Waln and her father spent more than a week threading every single bead onto the edge of her cap by hand.

“Our regalia, our star quilts, things that we do,” said one of Waln’s relatives. "It’s for us to celebrate our children when they accomplish things. That’s what this is, it’s not just because she wanted to decorate her cap and gown, that’s not what it was about, it was about celebrating her life.”

Inside, hundreds of her classmates did the one thing she couldn’t - walk across the stage.

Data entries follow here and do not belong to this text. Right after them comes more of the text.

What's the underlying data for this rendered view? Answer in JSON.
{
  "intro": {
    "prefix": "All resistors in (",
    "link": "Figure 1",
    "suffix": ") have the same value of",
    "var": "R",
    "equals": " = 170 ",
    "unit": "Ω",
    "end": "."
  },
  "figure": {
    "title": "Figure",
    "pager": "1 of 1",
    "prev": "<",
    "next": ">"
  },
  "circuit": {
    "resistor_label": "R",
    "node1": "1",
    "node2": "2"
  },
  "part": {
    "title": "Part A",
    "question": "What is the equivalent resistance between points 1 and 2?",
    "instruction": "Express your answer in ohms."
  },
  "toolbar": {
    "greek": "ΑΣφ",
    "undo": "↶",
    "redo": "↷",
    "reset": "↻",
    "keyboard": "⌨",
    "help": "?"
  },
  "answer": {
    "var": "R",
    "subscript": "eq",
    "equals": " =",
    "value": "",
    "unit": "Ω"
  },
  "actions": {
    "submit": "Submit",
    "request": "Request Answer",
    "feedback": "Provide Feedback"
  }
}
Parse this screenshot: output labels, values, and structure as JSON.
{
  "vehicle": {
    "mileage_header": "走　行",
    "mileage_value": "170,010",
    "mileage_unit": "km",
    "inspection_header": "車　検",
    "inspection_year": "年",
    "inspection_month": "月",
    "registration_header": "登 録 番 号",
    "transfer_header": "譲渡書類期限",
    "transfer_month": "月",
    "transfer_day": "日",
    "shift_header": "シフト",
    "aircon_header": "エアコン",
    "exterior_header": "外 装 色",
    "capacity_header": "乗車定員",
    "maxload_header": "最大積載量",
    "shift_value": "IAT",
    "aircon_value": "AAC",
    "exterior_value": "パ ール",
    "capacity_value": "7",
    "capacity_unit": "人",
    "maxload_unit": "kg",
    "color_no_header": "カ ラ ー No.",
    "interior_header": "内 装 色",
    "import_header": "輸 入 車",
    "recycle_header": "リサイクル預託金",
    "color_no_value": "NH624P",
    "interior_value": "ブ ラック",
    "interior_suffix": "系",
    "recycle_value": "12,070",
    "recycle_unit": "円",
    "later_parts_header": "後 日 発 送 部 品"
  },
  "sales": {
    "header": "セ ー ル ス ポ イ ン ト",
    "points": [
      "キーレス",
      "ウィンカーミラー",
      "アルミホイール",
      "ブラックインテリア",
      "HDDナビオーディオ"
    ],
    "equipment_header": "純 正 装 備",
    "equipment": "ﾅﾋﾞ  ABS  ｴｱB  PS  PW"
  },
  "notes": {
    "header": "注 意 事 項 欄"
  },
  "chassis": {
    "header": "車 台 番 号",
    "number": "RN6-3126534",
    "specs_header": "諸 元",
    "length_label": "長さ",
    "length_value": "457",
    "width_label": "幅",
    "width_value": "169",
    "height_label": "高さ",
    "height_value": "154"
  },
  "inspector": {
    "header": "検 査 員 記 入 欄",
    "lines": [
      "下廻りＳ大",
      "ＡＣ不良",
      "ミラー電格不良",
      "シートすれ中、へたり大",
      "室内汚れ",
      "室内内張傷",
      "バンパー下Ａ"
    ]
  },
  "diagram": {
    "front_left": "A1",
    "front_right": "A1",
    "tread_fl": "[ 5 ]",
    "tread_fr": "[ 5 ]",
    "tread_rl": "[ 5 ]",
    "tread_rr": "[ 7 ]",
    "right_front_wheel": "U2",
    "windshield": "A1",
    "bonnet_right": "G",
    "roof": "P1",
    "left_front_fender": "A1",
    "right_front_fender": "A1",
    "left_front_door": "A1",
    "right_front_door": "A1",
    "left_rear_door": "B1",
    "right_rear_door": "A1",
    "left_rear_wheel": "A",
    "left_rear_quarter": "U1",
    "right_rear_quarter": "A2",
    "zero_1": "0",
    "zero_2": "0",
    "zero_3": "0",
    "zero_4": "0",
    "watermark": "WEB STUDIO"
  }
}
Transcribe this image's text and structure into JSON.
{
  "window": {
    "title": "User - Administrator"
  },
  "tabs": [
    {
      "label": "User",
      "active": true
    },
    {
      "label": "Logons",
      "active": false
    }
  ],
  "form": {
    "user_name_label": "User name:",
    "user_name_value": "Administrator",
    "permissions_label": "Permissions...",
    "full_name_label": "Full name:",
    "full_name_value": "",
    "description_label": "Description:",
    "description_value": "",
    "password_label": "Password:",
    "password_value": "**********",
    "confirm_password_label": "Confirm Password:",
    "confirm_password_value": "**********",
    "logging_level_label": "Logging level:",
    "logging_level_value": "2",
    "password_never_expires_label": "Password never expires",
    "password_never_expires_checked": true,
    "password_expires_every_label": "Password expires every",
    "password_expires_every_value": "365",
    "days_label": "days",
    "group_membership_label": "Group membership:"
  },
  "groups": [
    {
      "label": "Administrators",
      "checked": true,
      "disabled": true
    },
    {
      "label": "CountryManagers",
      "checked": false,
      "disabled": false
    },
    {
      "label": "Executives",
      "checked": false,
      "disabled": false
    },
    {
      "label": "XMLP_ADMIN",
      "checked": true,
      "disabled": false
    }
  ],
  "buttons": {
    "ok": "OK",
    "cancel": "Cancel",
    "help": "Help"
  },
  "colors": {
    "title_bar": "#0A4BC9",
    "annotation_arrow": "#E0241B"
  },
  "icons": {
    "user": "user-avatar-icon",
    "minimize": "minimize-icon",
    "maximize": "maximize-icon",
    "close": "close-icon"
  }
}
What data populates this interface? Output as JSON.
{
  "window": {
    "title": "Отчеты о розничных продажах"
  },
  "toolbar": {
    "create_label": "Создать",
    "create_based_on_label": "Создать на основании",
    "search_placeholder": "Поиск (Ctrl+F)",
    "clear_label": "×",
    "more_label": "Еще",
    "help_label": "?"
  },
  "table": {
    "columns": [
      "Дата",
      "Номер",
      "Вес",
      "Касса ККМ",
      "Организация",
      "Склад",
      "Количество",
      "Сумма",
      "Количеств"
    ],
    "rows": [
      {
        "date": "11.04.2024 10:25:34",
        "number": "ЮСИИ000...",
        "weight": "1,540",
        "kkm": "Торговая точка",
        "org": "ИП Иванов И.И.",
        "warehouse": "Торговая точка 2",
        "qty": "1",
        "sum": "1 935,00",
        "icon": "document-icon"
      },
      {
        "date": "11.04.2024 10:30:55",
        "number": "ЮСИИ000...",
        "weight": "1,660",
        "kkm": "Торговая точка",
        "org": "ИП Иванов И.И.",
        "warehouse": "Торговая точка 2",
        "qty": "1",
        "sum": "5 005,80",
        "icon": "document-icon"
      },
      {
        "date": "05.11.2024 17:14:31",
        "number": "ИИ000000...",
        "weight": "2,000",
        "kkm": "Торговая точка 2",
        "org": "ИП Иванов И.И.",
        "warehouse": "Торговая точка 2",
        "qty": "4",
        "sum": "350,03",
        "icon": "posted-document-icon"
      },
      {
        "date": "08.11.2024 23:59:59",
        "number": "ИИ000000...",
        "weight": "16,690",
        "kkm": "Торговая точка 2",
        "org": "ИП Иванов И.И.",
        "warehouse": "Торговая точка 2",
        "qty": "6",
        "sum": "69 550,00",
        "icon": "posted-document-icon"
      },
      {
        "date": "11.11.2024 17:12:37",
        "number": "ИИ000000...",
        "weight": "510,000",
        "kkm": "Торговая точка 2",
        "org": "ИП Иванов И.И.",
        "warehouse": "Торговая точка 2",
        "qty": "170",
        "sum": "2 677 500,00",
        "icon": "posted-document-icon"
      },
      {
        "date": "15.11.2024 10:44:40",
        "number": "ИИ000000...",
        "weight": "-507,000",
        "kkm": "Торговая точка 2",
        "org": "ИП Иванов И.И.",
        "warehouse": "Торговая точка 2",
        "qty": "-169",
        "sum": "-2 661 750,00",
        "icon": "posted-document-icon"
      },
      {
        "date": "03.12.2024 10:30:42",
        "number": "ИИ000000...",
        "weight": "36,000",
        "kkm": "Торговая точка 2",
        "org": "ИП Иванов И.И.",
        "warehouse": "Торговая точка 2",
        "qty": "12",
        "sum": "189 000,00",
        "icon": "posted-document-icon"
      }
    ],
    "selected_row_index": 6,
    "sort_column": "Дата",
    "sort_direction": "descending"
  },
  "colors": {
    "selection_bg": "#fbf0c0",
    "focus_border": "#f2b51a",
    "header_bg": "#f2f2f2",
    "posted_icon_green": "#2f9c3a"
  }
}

But her family was not alone in questioning the district’s policy.

After weeks of fighting, the ACLU got involved sending Dysart Unified Schools a four page letter citing Arizona's religious freedom laws.

The ACLU said keeping Waln from walking would be "unlawful."

"If someone tells them no, they should fight for what's right," Waln said.

“Even though she’s not going walk across the stage, she’s going to take what she’s learned over the last four years and she’s already doing something really great with it,” said a family member.

The school district responded to the ACLU's letter and called the policy a reasonable restriction.

Officials said Waln could wear an eagle feather in her hair or underneath her gown instead.